Engage your students with effective distance learning resources. ACCESS RESOURCES>>

Baking Bread 1


Alignments to Content Standards: 6.RP.A

Task

A bread recipe calls for 5 cups of flour and 2 teaspoons of yeast.

  1. How much flour and how much yeast do you need for two batches of bread? Draw a picture that shows the batches as well as the total amount of flour and total amount of yeast needed.
  2. How many batches can you make with 15 cups of flour and 6 teaspoons of yeast? Indicate the batches in the picture.


     
  3. We say that the ratios 5:2, 10:4, and 15:6 are equivalent. In this case, even though the amounts of each ingredient are not the same, they would make the same kind of bread. Find another ratio equivalent to these (and that would correspond to the same kind of bread) and draw a picture to represent it.

IM Commentary

The purpose of this task is to provide students with a first informal experience with the idea of equivalent ratios. The intuitive notion that making multiple batches of the same recipe results in the same bread as a single recipe helps motivate the idea that different ratios can be "the same" in some important way. Later, students will formalize the idea that a : b is equivalent to any ratio sa : sb, where s > 0.

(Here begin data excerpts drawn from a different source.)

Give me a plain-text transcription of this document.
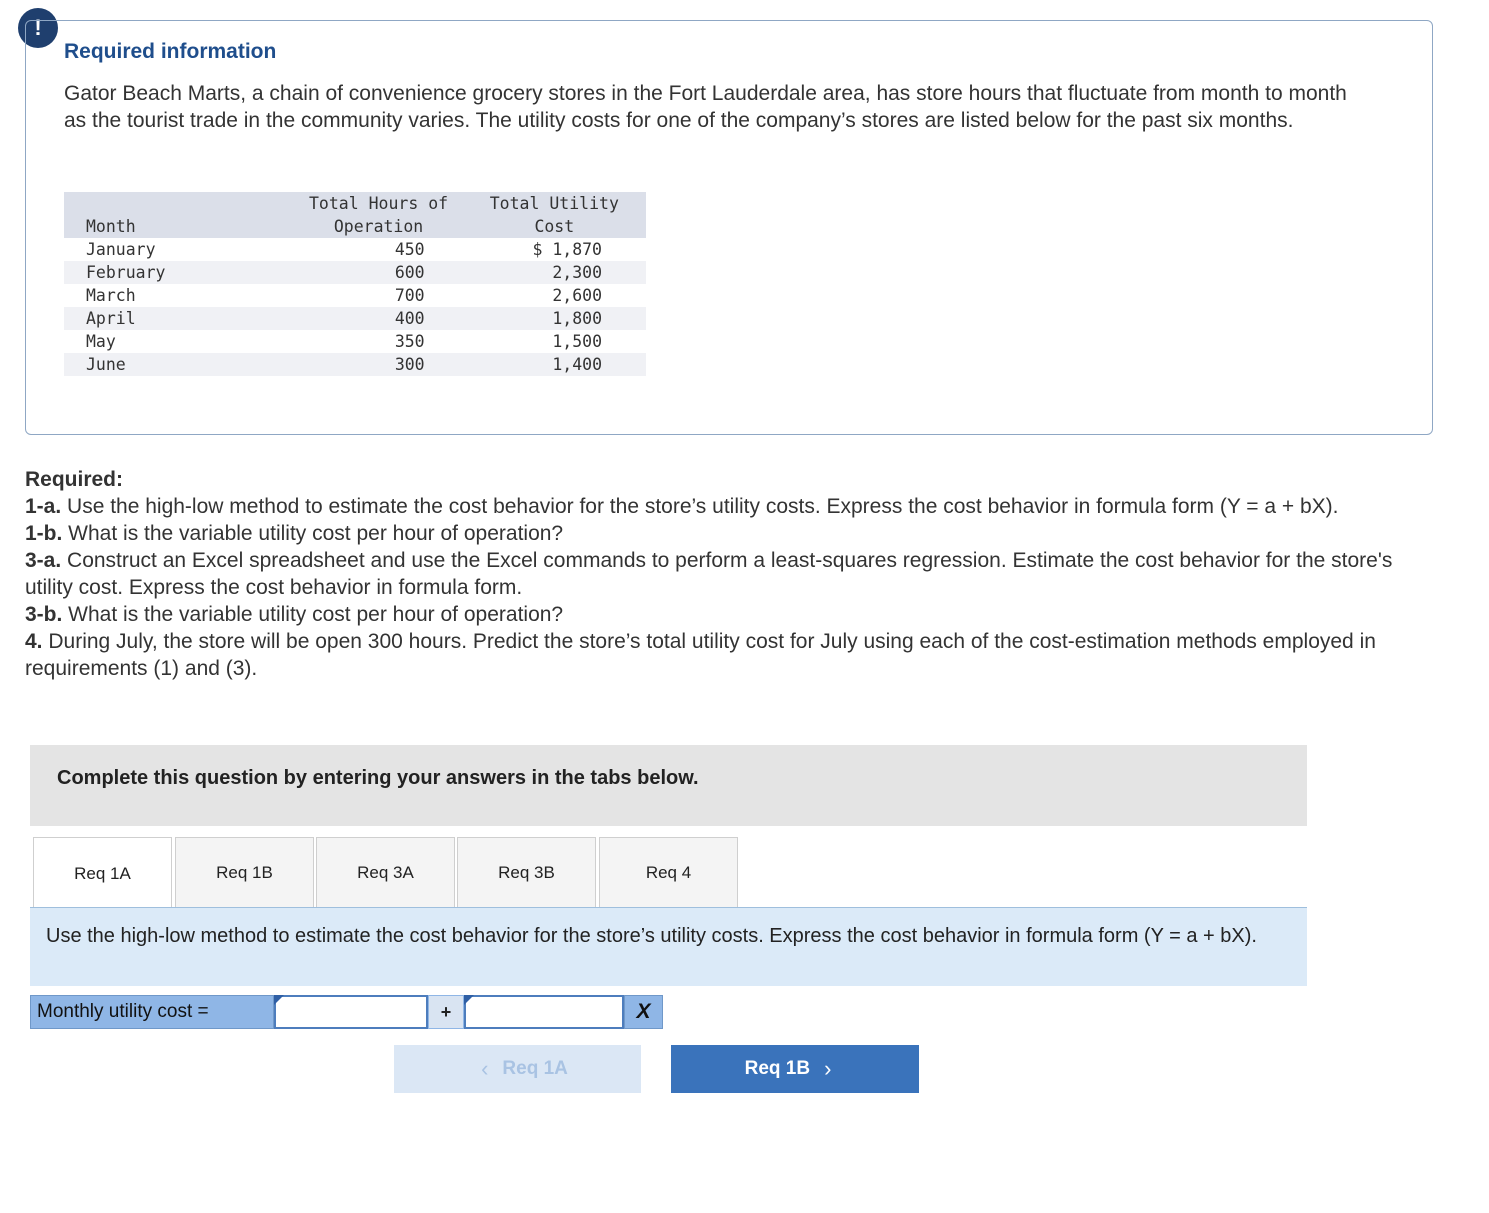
!
Required information
Gator Beach Marts, a chain of convenience grocery stores in the Fort Lauderdale area, has store hours that fluctuate from month to month as the tourist trade in the community varies. The utility costs for one of the company’s stores are listed below for the past six months.
Month	Total Hours of	Total Utility
	Operation	Cost
January	450	$ 1,870
February	600	2,300
March	700	2,600
April	400	1,800
May	350	1,500
June	300	1,400
Required:
1-a. Use the high-low method to estimate the cost behavior for the store’s utility costs. Express the cost behavior in formula form (Y = a + bX).
1-b. What is the variable utility cost per hour of operation?
3-a. Construct an Excel spreadsheet and use the Excel commands to perform a least-squares regression. Estimate the cost behavior for the store's utility cost. Express the cost behavior in formula form.
3-b. What is the variable utility cost per hour of operation?
4. During July, the store will be open 300 hours. Predict the store’s total utility cost for July using each of the cost-estimation methods employed in requirements (1) and (3).
Complete this question by entering your answers in the tabs below.
Req 1A	Req 1B	Req 3A	Req 3B	Req 4
Use the high-low method to estimate the cost behavior for the store’s utility costs. Express the cost behavior in formula form (Y = a + bX).
Monthly utility cost =	+	X
‹ Req 1A	Req 1B ›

The task statement shows different-sized blobs, so that cups are represented with larger blobs and teaspoons are represented with smaller blobs, although the blob sizes are not proportional in any way to actual cups and teaspoons.  Note that a student might produce a correct drawing where all the blobs are the same size or the relative sizes of the units are not reflected in the diagram. The important thing is that the correct values are shown for each quantity in the ratio.

A possible followup task could be:

Another recipe calls for 2 cups of flour and 1 teaspoon of yeast. 

  1. How much flour and how much yeast do you need for two batches of this bread?
  2. Compare two batches of this bread with one batch of the first bread recipe. Do you think these ratios are equivalent?

Students might say that since they make different kinds of bread since the amount of flour is different when the amount of yeast is the same, the ratios are not equivalent.

Solution

  1. You need 10 cups of flour and 4 tablespoons of yeast for two batches of bread because you double all of the ingredients. 


     
  2. You can make 3 batches, as indicated in the picture.


     
  3. Another equivalent ratio is 20:8, which is what you get with four batches of bread.